Il pleuvait. Les lumières des voitures, filantes dans le noir, projetaient des éclairs orangés sur les vitres du bar. La chaleur y était moite, la fumée semblait y danser avec les murmures éclatés des bulles de champagnes. Ce fut là, sous les projecteurs qu'ils se reconnurent pour la première et dernière fois.
Lui était un piano vieux et fatigué, qui avait passé sa jeunesse dans des clubs "chauds" où il jouait toujours trop fort. Elle était une trompette jeune et jolie, qui n'avait jusqu'alors connue qu'un opéra commun, mais qui ce soir avait envie d'aventure et d'amour. Leurs regards blancs et noirs ne firent qu'un sous les projecteurs, par cette nuit pluvieuse que ne bénissait aucune lune, une messe noire érotique et cuivrée, bleutée et douce, à donner des frissons aux étoiles et des rougeurs de diables aux prêtres les plus puritains.

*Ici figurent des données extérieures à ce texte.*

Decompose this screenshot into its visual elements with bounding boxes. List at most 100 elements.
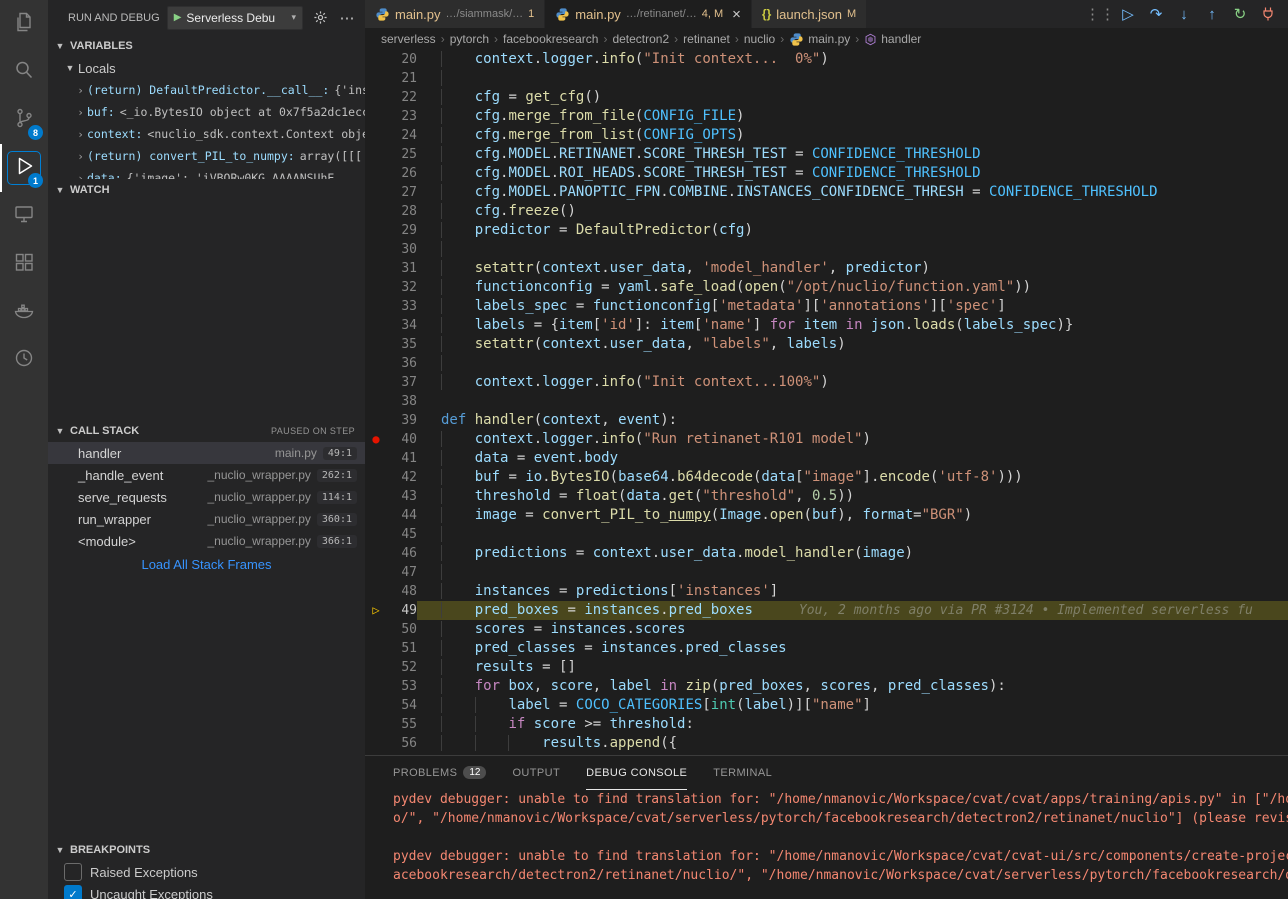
code-line[interactable]: 43 threshold = float(data.get("threshold… [365,487,1288,506]
debug-restart-button[interactable]: ↻ [1228,2,1252,26]
debug-step-over-button[interactable]: ↷ [1144,2,1168,26]
activity-item-docker[interactable] [0,288,48,336]
start-debug-icon[interactable]: ▶ [174,12,182,23]
code-line[interactable]: 50 scores = instances.scores [365,620,1288,639]
breakpoint-item[interactable]: ✓Uncaught Exceptions [48,883,365,899]
code-line[interactable]: 32 functionconfig = yaml.safe_load(open(… [365,278,1288,297]
gutter-margin[interactable] [365,696,387,715]
gutter-margin[interactable] [365,734,387,753]
code-line[interactable]: 45 [365,525,1288,544]
drag-handle-icon[interactable]: ⋮⋮ [1088,2,1112,26]
debug-continue-button[interactable]: ▷ [1116,2,1140,26]
gutter-margin[interactable] [365,620,387,639]
stack-frame[interactable]: serve_requests_nuclio_wrapper.py114:1 [48,486,365,508]
breadcrumb-item[interactable]: handler [864,32,921,46]
code-line[interactable]: 55 if score >= threshold: [365,715,1288,734]
gutter-margin[interactable] [365,202,387,221]
code-line[interactable]: 34 labels = {item['id']: item['name'] fo… [365,316,1288,335]
code-line[interactable]: 42 buf = io.BytesIO(base64.b64decode(dat… [365,468,1288,487]
debug-step-into-button[interactable]: ↓ [1172,2,1196,26]
breadcrumb-item[interactable]: detectron2 [612,32,669,46]
gutter-margin[interactable] [365,563,387,582]
gutter-margin[interactable] [365,297,387,316]
gutter-margin[interactable] [365,88,387,107]
code-line[interactable]: 29 predictor = DefaultPredictor(cfg) [365,221,1288,240]
gutter-margin[interactable] [365,392,387,411]
gutter-margin[interactable] [365,107,387,126]
more-actions-icon[interactable]: ⋯ [337,7,357,29]
activity-item-source-control[interactable]: 8 [0,96,48,144]
stack-frame[interactable]: run_wrapper_nuclio_wrapper.py360:1 [48,508,365,530]
code-line[interactable]: 26 cfg.MODEL.ROI_HEADS.SCORE_THRESH_TEST… [365,164,1288,183]
activity-item-search[interactable] [0,48,48,96]
code-line[interactable]: 28 cfg.freeze() [365,202,1288,221]
locals-scope[interactable]: ▼ Locals [48,57,365,79]
code-line[interactable]: 48 instances = predictions['instances'] [365,582,1288,601]
breadcrumb-item[interactable]: facebookresearch [503,32,598,46]
close-icon[interactable]: × [732,6,741,23]
code-line[interactable]: 31 setattr(context.user_data, 'model_han… [365,259,1288,278]
code-line[interactable]: 33 labels_spec = functionconfig['metadat… [365,297,1288,316]
code-line[interactable]: 41 data = event.body [365,449,1288,468]
gutter-margin[interactable] [365,69,387,88]
watch-section-header[interactable]: ▼ WATCH [48,179,365,201]
code-line[interactable]: 46 predictions = context.user_data.model… [365,544,1288,563]
activity-item-run-and-debug[interactable]: 1 [0,144,48,192]
code-editor[interactable]: 20 context.logger.info("Init context... … [365,50,1288,755]
gutter-margin[interactable] [365,582,387,601]
gutter-margin[interactable] [365,316,387,335]
gutter-margin[interactable] [365,373,387,392]
breadcrumb-item[interactable]: nuclio [744,32,775,46]
activity-item-explorer[interactable] [0,0,48,48]
gutter-margin[interactable] [365,468,387,487]
load-all-stack-frames-link[interactable]: Load All Stack Frames [48,552,365,576]
variable-row[interactable]: ›context:<nuclio_sdk.context.Context obj… [48,123,365,145]
gutter-margin[interactable] [365,639,387,658]
call-stack-section-header[interactable]: ▼ CALL STACK PAUSED ON STEP [48,420,365,442]
debug-disconnect-button[interactable] [1256,2,1280,26]
tab[interactable]: main.py…/siammask/…1 [365,0,545,28]
tab[interactable]: main.py…/retinanet/…4, M× [545,0,752,28]
activity-item-extensions[interactable] [0,240,48,288]
gutter-margin[interactable]: ● [365,430,387,449]
code-line[interactable]: 56 results.append({ [365,734,1288,753]
code-line[interactable]: 44 image = convert_PIL_to_numpy(Image.op… [365,506,1288,525]
gutter-margin[interactable] [365,449,387,468]
code-line[interactable]: 38 [365,392,1288,411]
gutter-margin[interactable] [365,544,387,563]
panel-tab-debug-console[interactable]: DEBUG CONSOLE [586,756,687,790]
variable-row[interactable]: ›(return) convert_PIL_to_numpy:array([[[… [48,145,365,167]
variable-row[interactable]: ›buf:<_io.BytesIO object at 0x7f5a2dc1ec… [48,101,365,123]
panel-tab-output[interactable]: OUTPUT [512,756,560,790]
code-line[interactable]: 25 cfg.MODEL.RETINANET.SCORE_THRESH_TEST… [365,145,1288,164]
gutter-margin[interactable] [365,525,387,544]
code-line[interactable]: 39def handler(context, event): [365,411,1288,430]
panel-tab-terminal[interactable]: TERMINAL [713,756,772,790]
debug-step-out-button[interactable]: ↑ [1200,2,1224,26]
code-line[interactable]: 23 cfg.merge_from_file(CONFIG_FILE) [365,107,1288,126]
code-line[interactable]: 47 [365,563,1288,582]
gutter-margin[interactable]: ▷ [365,601,387,620]
gutter-margin[interactable] [365,487,387,506]
code-line[interactable]: 37 context.logger.info("Init context...1… [365,373,1288,392]
gutter-margin[interactable] [365,183,387,202]
tab[interactable]: {}launch.jsonM [752,0,867,28]
gear-icon[interactable] [310,7,330,29]
breadcrumb-item[interactable]: retinanet [683,32,730,46]
breadcrumb-item[interactable]: serverless [381,32,436,46]
code-line[interactable]: ●40 context.logger.info("Run retinanet-R… [365,430,1288,449]
gutter-margin[interactable] [365,50,387,69]
debug-config-dropdown[interactable]: ▶ Serverless Debu ▾ [167,6,303,30]
code-line[interactable]: 35 setattr(context.user_data, "labels", … [365,335,1288,354]
stack-frame[interactable]: handlermain.py49:1 [48,442,365,464]
panel-tab-problems[interactable]: PROBLEMS12 [393,756,486,790]
checkbox[interactable]: ✓ [64,885,82,899]
code-line[interactable]: 52 results = [] [365,658,1288,677]
code-line[interactable]: 36 [365,354,1288,373]
gutter-margin[interactable] [365,126,387,145]
stack-frame[interactable]: <module>_nuclio_wrapper.py366:1 [48,530,365,552]
debug-console-output[interactable]: pydev debugger: unable to find translati… [365,790,1288,885]
variable-row[interactable]: ›data:{'image': 'iVBORw0KG…AAAANSUhE… [48,167,365,179]
checkbox[interactable] [64,863,82,881]
variables-section-header[interactable]: ▼ VARIABLES [48,35,365,57]
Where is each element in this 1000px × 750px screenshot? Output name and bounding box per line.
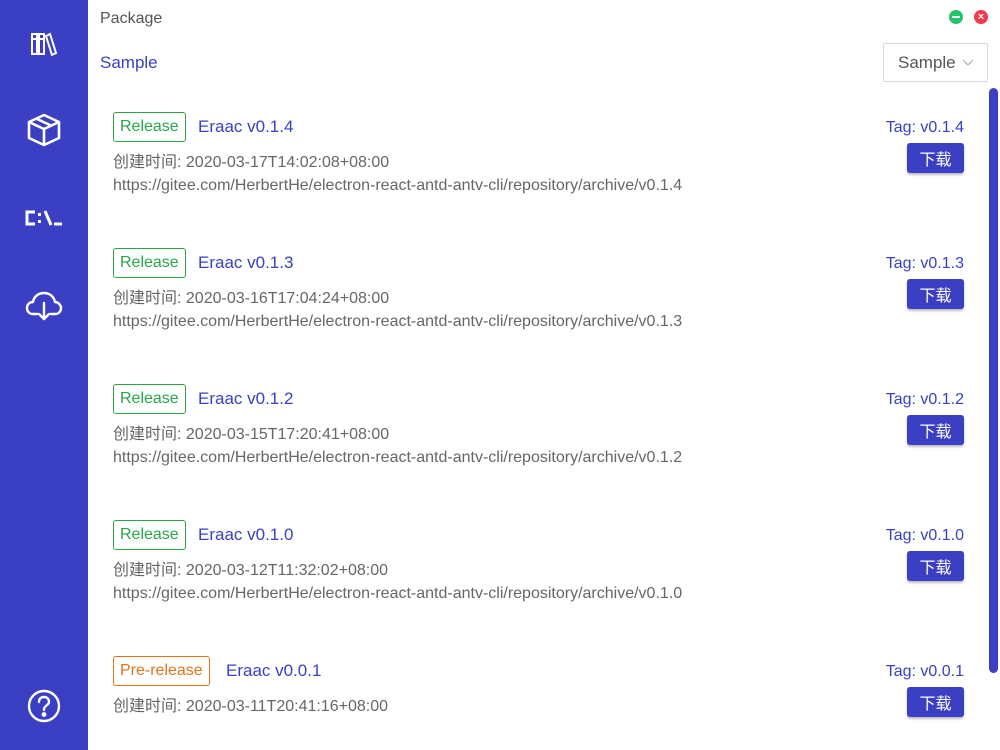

Elle pleure encore lorsque parfois, les matins un peu trop chagrins , elle se souvient de leurs caresses musicales et de leurs vas-et-viens mélodieux. Il ne lui laissa qu'une partition froissée comme des draps, une fausse note sur le la...et une fille, avec les cheveux de sa mère et la voix de son père.
Melody Gardot, c'est très exactement cela.